I’m a DRM enemy myself, but I do think we wouldn’t do anybody a favour if we left the ebooks too easy to share….human nature tends towards laziness and carelessness…
To be honest, everything that works better than the current incompatible DRM and poor content availability has to be worth a try. And if you make ebooks cheap enough, then some “restrictions” could be tolerable.
What I find pretty alarming is, that there are lots of ways to get almost every book in minutes over irc and p2p, but no way to get 95% of books legally and the few % you can get are too expensive and won’t work on anything besides your local PC (where reading books makes lots of sense).
I wish publishers and authros would take a look at the various ebook (scanned paper books) sharing sites and networks and make the connection that even selling their books at discount prices without any DRM at all wold be better than just more or less forcing ebook lovers to go illegal and pay nothing…
I just don’t get it sometimes. The ebooks are all there, well formatted and proofed most of the time, ready to be downloaded, easy to access, easy to find (search for) and compatible (offered in various formats) with almost any device.
In my opinion, anybody who doesn’t start selling ebooks the moment he sees those huge book archives that are available for FREE (albeit illiegal) download all over the place just doesn’t deserve to make any money.
Sorry if that sounds provocative, but believe me, if I had the chance to speak the the top publishers and autors out there, I’d ask them that question!!!
btw. My Iliad is arriving tomorrow…FINALLY…and I’ll finally be able to read my ebooks without killing my eyes…^^
The idea of embedding digital watermarks in an electronic object to facilitate the tracing of the purchase history and provenance of the object has been discussed for years. Also, the related but distinct idea of embedding the actual name and address of a purchaser has been discussed. Some proposals further suggest including credit card type information. (The Palm Reader apparently used a variant of this approach.) These ideas are interesting as discussed by Roland Rohde, bingle and others above.
But I think that there is a major problem with all the proposals that rely on traceability as a deterrent. Pirates (“data thieves”, “information liberators” or whatever) can simply secretly copy ebooks and then distribute them on peer-to-peer networks and other pirate channels. Currently, the average level of security on personal computers is atrocious. A substantial fraction of the computers connected to the internet have been compromised and contain spyware, adware, trojans and/or other fauna of the genus malware. Breaking into multiple machines and copying myriad ebook libraries is quite doable by piratical groups.

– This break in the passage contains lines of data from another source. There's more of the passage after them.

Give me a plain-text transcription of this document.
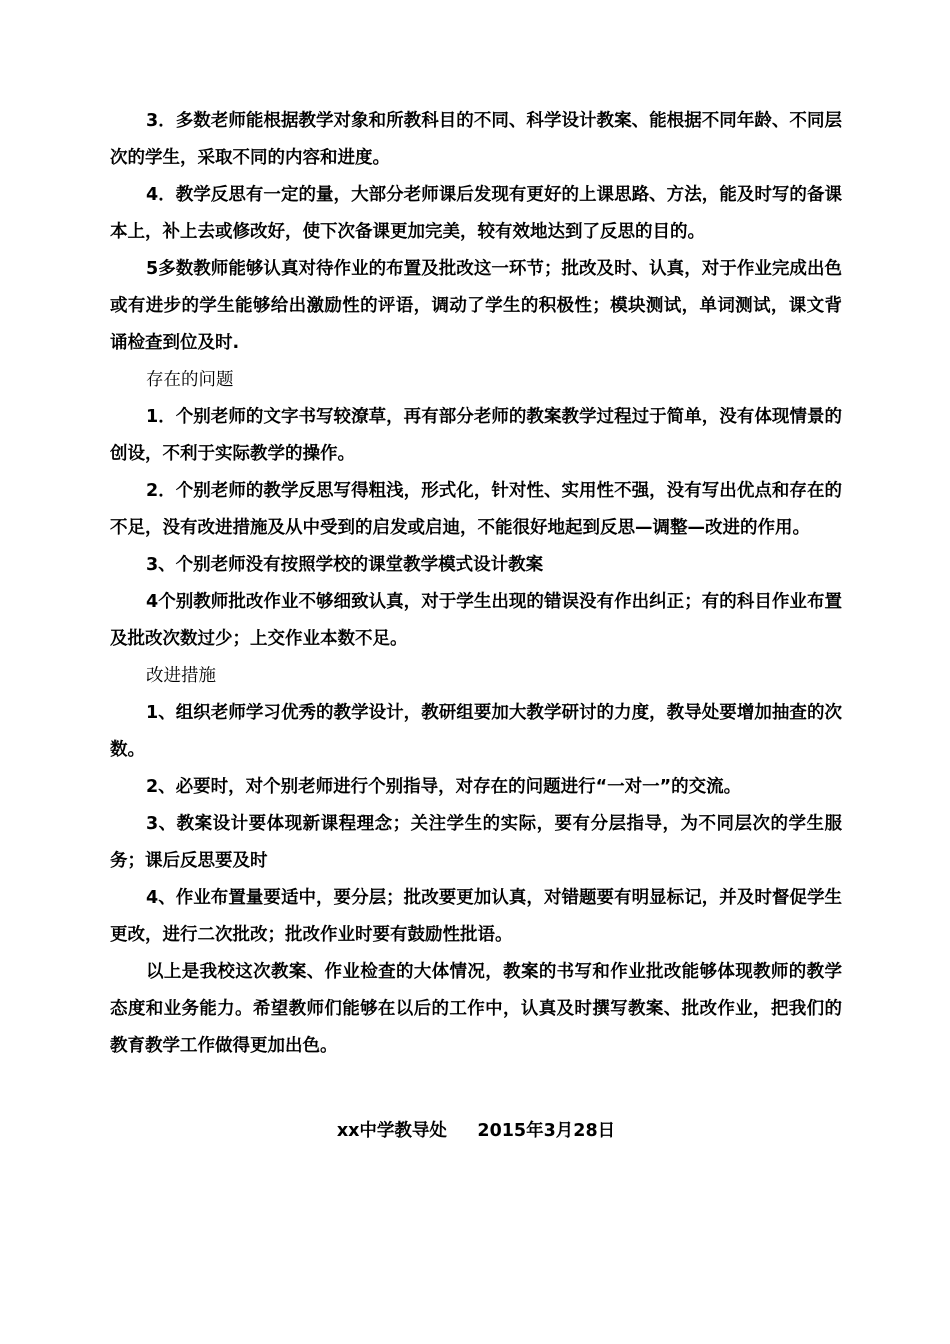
3．多数老师能根据教学对象和所教科目的不同、科学设计教案、能根据不同年龄、不同层次的学生，采取不同的内容和进度。

4．教学反思有一定的量，大部分老师课后发现有更好的上课思路、方法，能及时写的备课本上，补上去或修改好，使下次备课更加完美，较有效地达到了反思的目的。

5多数教师能够认真对待作业的布置及批改这一环节；批改及时、认真，对于作业完成出色或有进步的学生能够给出激励性的评语，调动了学生的积极性；模块测试，单词测试，课文背诵检查到位及时.

存在的问题

1．个别老师的文字书写较潦草，再有部分老师的教案教学过程过于简单，没有体现情景的创设，不利于实际教学的操作。

2．个别老师的教学反思写得粗浅，形式化，针对性、实用性不强，没有写出优点和存在的不足，没有改进措施及从中受到的启发或启迪，不能很好地起到反思—调整—改进的作用。

3、个别老师没有按照学校的课堂教学模式设计教案

4个别教师批改作业不够细致认真，对于学生出现的错误没有作出纠正；有的科目作业布置及批改次数过少；上交作业本数不足。

改进措施

1、组织老师学习优秀的教学设计，教研组要加大教学研讨的力度，教导处要增加抽查的次数。

2、必要时，对个别老师进行个别指导，对存在的问题进行“一对一”的交流。

3、教案设计要体现新课程理念；关注学生的实际，要有分层指导，为不同层次的学生服务；课后反思要及时

4、作业布置量要适中，要分层；批改要更加认真，对错题要有明显标记，并及时督促学生更改，进行二次批改；批改作业时要有鼓励性批语。

以上是我校这次教案、作业检查的大体情况，教案的书写和作业批改能够体现教师的教学态度和业务能力。希望教师们能够在以后的工作中，认真及时撰写教案、批改作业，把我们的教育教学工作做得更加出色。

xx中学教导处     2015年3月28日
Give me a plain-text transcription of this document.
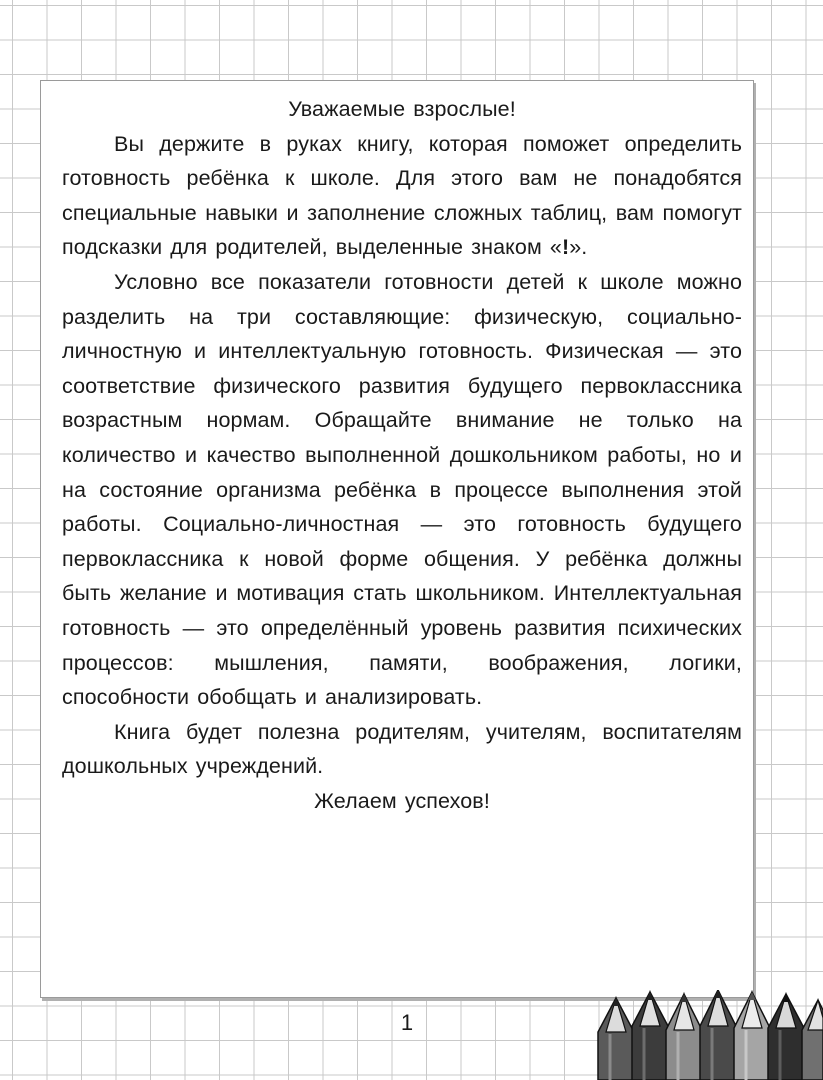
Уважаемые взрослые!

Вы держите в руках книгу, которая поможет определить готовность ребёнка к школе. Для этого вам не понадобятся специальные навыки и заполнение сложных таблиц, вам помогут подсказки для родителей, выделенные знаком «!».

Условно все показатели готовности детей к школе можно разделить на три составляющие: физическую, социально-личностную и интеллектуальную готовность. Физическая — это соответствие физического развития будущего первоклассника возрастным нормам. Обращайте внимание не только на количество и качество выполненной дошкольником работы, но и на состояние организма ребёнка в процессе выполнения этой работы. Социально-личностная — это готовность будущего первоклассника к новой форме общения. У ребёнка должны быть желание и мотивация стать школьником. Интеллектуальная готовность — это определённый уровень развития психических процессов: мышления, памяти, воображения, логики, способности обобщать и анализировать.

Книга будет полезна родителям, учителям, воспитателям дошкольных учреждений.

Желаем успехов!

1
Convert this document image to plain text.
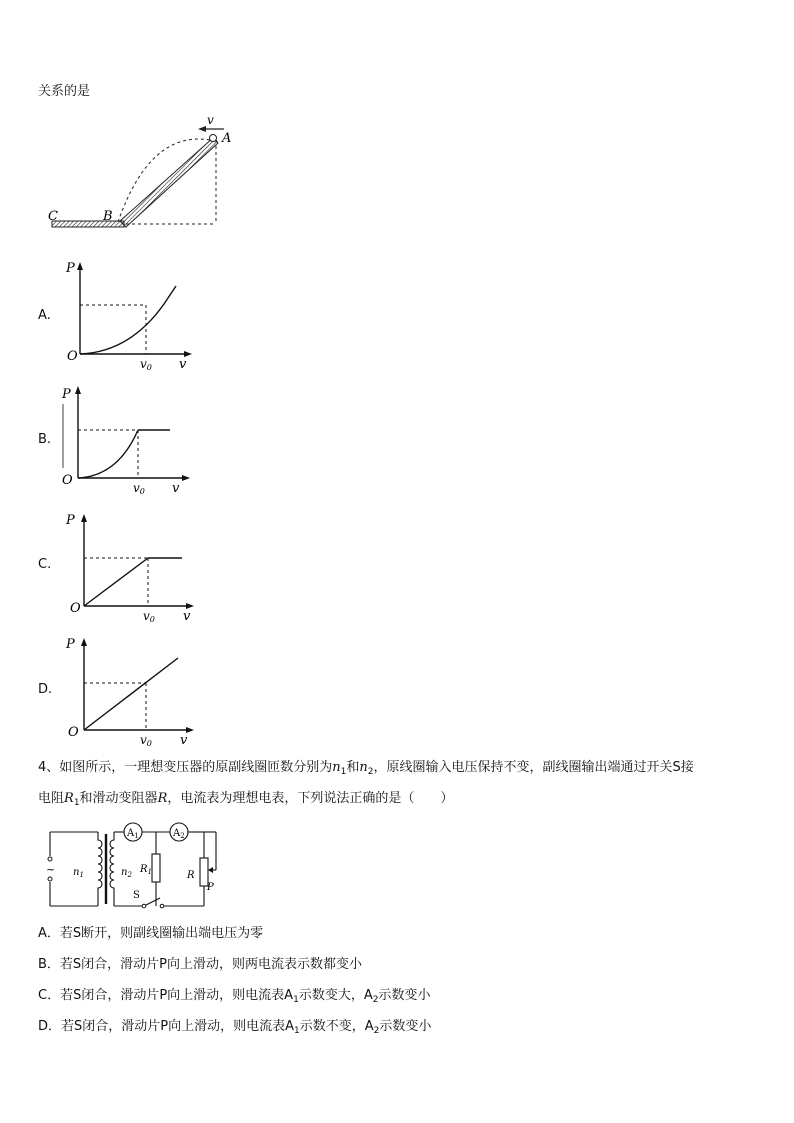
关系的是
v
A
B
C
A.
P
O	v0 v
B.
P
O	v0 v
C.
P
O	v0 v
D.
P
O	v0 v
4、如图所示，一理想变压器的原副线圈匝数分别为$n_1$和$n_2$，原线圈输入电压保持不变，副线圈输出端通过开关S接
电阻$R_1$和滑动变阻器R，电流表为理想电表，下列说法正确的是（　　）
~ $n_1$	$n_2$
$A_1$	$A_2$
$R_1$	R
P
S
A．若S断开，则副线圈输出端电压为零
B．若S闭合，滑动片P向上滑动，则两电流表示数都变小
C．若S闭合，滑动片P向上滑动，则电流表$A_1$示数变大，$A_2$示数变小
D．若S闭合，滑动片P向上滑动，则电流表$A_1$示数不变，$A_2$示数变小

There is an underlying and powerful mismatch in incentives between copyright holders and casual readers. A copyright holder may believe that he or she will suffer millions of dollars in damage if his or her ebook appears in pirate distribution networks. However, the typical reader of the bestseller will not spend millions of dollars to secure his computer system against intrusion. If an ebook in a pirate channel is traced to an individual then he or she will likely disclaim responsibility and say that it was “stolen”. Further, readers will not be willing to assume million dollar liabilities simply to read an ebook.